Elfi Baillien: Ja, er is heel wat bekend over de effecten voor organisaties als ze niet investeren in sociale veiligheid. De belangrijkste bevinding is dat werknemers niet snel gaan solliciteren bij een organisatie waar ze onaangename dingen over gehoord hebben. Het heeft een negatieve impact op het bedrijfsimago. Dat wil zeggen dat je competitief minder sterk staat om kandidaten aan te trekken. Anderzijds heeft het ook een sterke invloed op de team-performantie omdat het een sociaal gegeven is: de effecten beperken zich dus niet tot degenen die het negatief gedrag meemaken, collega's vinden het evenzeer stressvol. Je zal ook zien dat als zo'n negatieve sfeer aanhoudt, de beste werknemers het eerst vertrekken. Er zijn ook studies die berekenen hoeveel het precies kost om een casus van ongewenst gedrag binnen een organisatie en binnen de maatschappij op te lossen: het is een zware kost die direct en indirect weegt op een organisatie.
Deb Vansteenwegen: Als je mensen wil stimuleren om hun talenten te ontwikkelen, om excellent te presteren, dan is welbevinden een belangrijke voorwaarde om dat te kunnen doen. In impliciete boodschappen, ook binnen onze instelling, merk ik soms dat investeren in welzijn betuttelend zou zijn. ‘Als we bezig zijn met welzijn, leggen we de lat lager, we zijn te weinig bezig met de harde performance en de wereld is nu eenmaal competitief’. Dat soort ideeën. Als organisatie moet je daar een balans in vinden. Waar ik tegenin wil gaan, is dat het een tegenstelling zou zijn. Alsof je door ‘soft’ te zijn, het ‘harde’ vergeet. Nee, het is én-én. Je hebt beide nodig om een stimulerende omgeving te creëren, zowel dat welbevinden voor ogen houden als de ambitie om excellent te presteren.
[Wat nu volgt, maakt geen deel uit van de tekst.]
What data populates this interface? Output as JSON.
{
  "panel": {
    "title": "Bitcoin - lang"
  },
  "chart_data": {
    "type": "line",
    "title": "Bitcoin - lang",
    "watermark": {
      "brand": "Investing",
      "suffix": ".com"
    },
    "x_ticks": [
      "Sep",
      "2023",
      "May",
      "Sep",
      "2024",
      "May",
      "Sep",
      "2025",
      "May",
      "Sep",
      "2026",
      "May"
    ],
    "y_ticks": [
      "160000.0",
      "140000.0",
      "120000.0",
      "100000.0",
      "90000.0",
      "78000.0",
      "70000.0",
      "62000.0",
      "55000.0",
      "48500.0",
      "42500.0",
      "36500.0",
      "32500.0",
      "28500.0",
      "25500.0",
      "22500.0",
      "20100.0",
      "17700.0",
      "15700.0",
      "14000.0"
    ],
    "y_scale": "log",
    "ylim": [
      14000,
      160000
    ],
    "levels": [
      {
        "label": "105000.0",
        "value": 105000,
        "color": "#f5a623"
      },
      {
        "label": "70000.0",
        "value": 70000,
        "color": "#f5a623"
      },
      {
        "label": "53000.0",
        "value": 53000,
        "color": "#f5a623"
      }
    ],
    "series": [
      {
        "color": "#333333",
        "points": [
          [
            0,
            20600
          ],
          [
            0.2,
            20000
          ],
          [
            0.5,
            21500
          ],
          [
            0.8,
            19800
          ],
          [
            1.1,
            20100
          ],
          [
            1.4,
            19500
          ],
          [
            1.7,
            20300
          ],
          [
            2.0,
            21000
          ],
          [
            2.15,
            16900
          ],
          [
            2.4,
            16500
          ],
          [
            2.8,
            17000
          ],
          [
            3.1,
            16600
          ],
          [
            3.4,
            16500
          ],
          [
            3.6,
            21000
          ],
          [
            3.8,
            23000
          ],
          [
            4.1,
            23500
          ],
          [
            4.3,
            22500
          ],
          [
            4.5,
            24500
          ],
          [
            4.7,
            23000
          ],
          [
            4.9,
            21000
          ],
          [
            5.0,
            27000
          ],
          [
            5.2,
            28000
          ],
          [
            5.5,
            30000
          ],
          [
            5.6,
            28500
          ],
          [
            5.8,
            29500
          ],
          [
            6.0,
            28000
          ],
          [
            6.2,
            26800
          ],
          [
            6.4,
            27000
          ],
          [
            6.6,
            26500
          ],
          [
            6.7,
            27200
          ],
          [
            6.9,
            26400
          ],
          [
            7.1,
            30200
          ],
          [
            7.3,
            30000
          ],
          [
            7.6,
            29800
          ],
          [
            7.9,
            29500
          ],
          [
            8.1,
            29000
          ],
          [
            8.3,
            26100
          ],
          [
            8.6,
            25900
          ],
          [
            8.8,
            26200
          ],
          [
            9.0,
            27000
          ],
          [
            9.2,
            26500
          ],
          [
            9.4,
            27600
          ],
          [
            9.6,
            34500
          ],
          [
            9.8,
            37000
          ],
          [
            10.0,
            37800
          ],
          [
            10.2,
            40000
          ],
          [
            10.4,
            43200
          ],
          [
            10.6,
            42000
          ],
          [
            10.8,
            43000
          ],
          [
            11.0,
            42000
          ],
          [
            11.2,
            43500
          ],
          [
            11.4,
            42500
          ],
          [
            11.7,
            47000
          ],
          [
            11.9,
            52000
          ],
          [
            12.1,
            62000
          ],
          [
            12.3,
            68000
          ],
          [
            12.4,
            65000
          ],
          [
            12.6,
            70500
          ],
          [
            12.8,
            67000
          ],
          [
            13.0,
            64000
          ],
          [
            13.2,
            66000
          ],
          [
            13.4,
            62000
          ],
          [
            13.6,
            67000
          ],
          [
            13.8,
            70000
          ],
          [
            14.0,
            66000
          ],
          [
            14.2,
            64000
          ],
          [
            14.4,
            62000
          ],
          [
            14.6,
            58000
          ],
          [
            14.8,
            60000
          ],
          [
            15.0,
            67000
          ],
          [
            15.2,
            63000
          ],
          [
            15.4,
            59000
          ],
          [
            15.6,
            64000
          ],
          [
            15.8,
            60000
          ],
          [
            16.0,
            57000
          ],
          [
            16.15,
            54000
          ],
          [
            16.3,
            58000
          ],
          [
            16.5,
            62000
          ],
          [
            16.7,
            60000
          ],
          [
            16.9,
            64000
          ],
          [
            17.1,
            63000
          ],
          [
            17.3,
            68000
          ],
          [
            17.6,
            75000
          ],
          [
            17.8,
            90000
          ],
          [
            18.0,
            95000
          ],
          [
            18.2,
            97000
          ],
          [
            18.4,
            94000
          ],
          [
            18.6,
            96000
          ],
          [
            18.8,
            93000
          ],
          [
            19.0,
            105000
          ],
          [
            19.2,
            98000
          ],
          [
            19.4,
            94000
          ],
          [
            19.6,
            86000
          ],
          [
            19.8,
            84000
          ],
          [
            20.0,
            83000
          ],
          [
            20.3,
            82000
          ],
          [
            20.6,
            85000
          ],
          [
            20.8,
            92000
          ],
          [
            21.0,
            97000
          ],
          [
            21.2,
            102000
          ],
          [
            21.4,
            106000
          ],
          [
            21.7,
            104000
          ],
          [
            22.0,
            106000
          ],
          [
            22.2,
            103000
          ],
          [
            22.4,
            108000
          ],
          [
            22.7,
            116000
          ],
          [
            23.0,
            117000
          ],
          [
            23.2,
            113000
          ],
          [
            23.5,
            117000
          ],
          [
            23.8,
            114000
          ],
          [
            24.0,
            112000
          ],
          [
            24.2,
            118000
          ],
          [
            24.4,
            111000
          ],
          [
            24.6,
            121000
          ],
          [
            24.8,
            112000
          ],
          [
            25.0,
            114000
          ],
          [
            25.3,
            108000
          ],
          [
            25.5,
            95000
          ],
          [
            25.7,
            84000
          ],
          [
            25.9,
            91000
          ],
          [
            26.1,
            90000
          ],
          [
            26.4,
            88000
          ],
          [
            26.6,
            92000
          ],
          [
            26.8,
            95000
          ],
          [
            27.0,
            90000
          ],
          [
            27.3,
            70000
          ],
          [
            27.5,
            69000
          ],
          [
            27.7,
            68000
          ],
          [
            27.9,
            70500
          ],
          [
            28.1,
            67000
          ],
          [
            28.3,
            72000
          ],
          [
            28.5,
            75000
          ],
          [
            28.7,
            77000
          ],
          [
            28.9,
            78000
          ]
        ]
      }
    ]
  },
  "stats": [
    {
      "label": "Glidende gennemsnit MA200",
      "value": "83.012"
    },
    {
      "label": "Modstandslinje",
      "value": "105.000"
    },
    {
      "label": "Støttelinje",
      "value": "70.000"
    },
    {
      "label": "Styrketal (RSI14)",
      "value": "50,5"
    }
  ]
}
Elfi Baillien: Dat sluit mooi aan bij een studie die we onlangs hebben gepubliceerd waarin we op HR-niveau zijn gaan kijken naar de mate waarin bedrijven investeerden in praktijken die bijdragen aan betere prestaties. Vanaf het moment dat binnen een team pesterijen heersen, ga je zien dat die high-performance-practices hun doel voorbijschieten. Dan ben je als organisatie keihard bezig met performantie, maar omdat je die zachtere waarden uit het oog verliest, gaan de zaken waarin je zo hard in investeert niks opleveren.